His name was Newt Aschim. I believe I've told his story before, but I'll bring it up again. He was 80 years old and a kick in the pants. I became his pastor in July, 1995, and quickly decided he was going to be my favorite parishioner at the Amity United Methodist Church. Newt was a hard worker around the church, a devoted father and grandfather, a man who was both warm and contrary. He made church meetings fun--something very few people can do. And he made me, a recently divorced single father struggling to understand what it meant to be alone, feel welcome and appreciated.

I only got to know him for three months. One night in October, a drunk wandered into the Aschims' home. Newt challenged him verbally, told him to get out--and was beaten into a coma. He lingered for two months, and died on Christmas day.

I sat with the Aschim family at the trial, and was disgusted by the defense attorney's closing argument: this man should not be held accountable for his actions because he was intoxicated, and as such, was not in control of himself. That was enough for at least one member of the jury. He was acquitted of second degree murder, and found guilty of first degree manslaughter. The judge gave him the maximum sentence, and since this was his third strike, he would be serving the entire time: nineteen years. If he's still alive, he'll be getting out sometime next year.

I remember how disappointed the Aschims were not to hear the word "murder" in the conviction. It wouldn't have been enough to bring a death penalty--it was second degree due to the intoxication, and thus lack of premeditation--but it would have confirmed for them their belief that this old man's life mattered, and that his death was significant enough to merit serious consequences for its perpetrator.

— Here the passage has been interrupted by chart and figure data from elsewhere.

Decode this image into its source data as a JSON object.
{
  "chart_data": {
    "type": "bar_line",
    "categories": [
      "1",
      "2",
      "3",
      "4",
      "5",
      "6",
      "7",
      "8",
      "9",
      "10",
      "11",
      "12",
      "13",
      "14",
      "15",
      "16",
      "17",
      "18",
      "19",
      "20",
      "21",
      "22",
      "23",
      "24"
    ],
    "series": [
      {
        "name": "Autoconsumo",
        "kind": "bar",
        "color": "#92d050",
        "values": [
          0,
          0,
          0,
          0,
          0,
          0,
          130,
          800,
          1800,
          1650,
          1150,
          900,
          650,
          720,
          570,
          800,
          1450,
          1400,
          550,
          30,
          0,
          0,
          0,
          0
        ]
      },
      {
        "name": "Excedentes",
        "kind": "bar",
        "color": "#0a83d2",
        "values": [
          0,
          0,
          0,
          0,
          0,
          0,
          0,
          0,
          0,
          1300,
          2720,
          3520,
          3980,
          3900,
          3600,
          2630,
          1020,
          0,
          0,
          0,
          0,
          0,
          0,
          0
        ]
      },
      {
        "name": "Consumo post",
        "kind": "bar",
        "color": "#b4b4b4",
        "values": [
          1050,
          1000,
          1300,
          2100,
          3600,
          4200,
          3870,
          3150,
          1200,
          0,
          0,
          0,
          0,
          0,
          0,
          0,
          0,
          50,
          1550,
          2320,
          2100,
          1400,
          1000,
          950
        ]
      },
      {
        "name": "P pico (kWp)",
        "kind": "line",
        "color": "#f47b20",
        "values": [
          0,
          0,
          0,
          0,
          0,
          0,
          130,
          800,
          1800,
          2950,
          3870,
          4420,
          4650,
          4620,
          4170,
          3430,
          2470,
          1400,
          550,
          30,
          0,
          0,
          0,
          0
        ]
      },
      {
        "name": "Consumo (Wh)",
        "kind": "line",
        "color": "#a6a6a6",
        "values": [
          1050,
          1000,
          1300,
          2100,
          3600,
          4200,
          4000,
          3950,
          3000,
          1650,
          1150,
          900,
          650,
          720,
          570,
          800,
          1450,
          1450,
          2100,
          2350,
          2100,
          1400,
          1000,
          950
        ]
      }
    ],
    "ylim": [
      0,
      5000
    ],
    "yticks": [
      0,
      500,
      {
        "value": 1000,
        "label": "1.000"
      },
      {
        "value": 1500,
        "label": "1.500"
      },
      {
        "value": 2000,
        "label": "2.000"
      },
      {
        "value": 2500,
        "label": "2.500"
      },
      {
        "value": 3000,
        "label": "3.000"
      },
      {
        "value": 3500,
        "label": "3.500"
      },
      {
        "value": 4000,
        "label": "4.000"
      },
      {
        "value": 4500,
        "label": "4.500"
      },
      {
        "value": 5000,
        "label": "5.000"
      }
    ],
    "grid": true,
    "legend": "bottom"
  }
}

And yet, this man, who was in his 20s when he committed this violent act, forfeited his youth. When he emerges from prison, he will be middle aged. He will be beginning life in his late 40s. The world he knew when he went in is gone. That's if he survived prison.

I can't speak for the Aschim family. In fact, I haven't seen any of them since I left that church in 1999. If Newt's wife, Doris, is still alive, she'll be nearly 100, and she's really the only member of the family I got to know. I expect some of them would have been happy to see this man die--though if he'd received that penalty, he'd probably still be on death row, going through the interminable appeals process. I don't know whether they found closure in the conviction for a lesser crime, or in the strict, but not overwhelming, sentence. I expect most of them would probably rather he spent the rest of his life behind bars.

I can say for myself, though, that I'm glad he wasn't put to death by the state, that instead he has had to live for almost two decades with the proof, all around him, that he broke the social code so flagrantly that he had to be removed from society, that he has blood on his hands that can never be washed away. I'm glad that, when he gets out, he will know every day that he threw away his youth. I hope he got clean while he was in there. I hope he stays clean once he's out. And finally, I'm glad that he has the chance to make his peace with whatever higher power he believes in, and to somehow make amends once he's out.

I don't know that he has made peace. I don't know that he'll do anything to make amends. I'm just glad that he has that chance, a chance he would not have if he was strapped to that table and forced to endure a few minutes--or a couple of hours--of pain leading to oblivion.

Killing him would not bring Newt back, and it wouldn't prove to anyone that killing people is wrong. It just is, no matter who does it--a criminal, a soldier, or an executioner.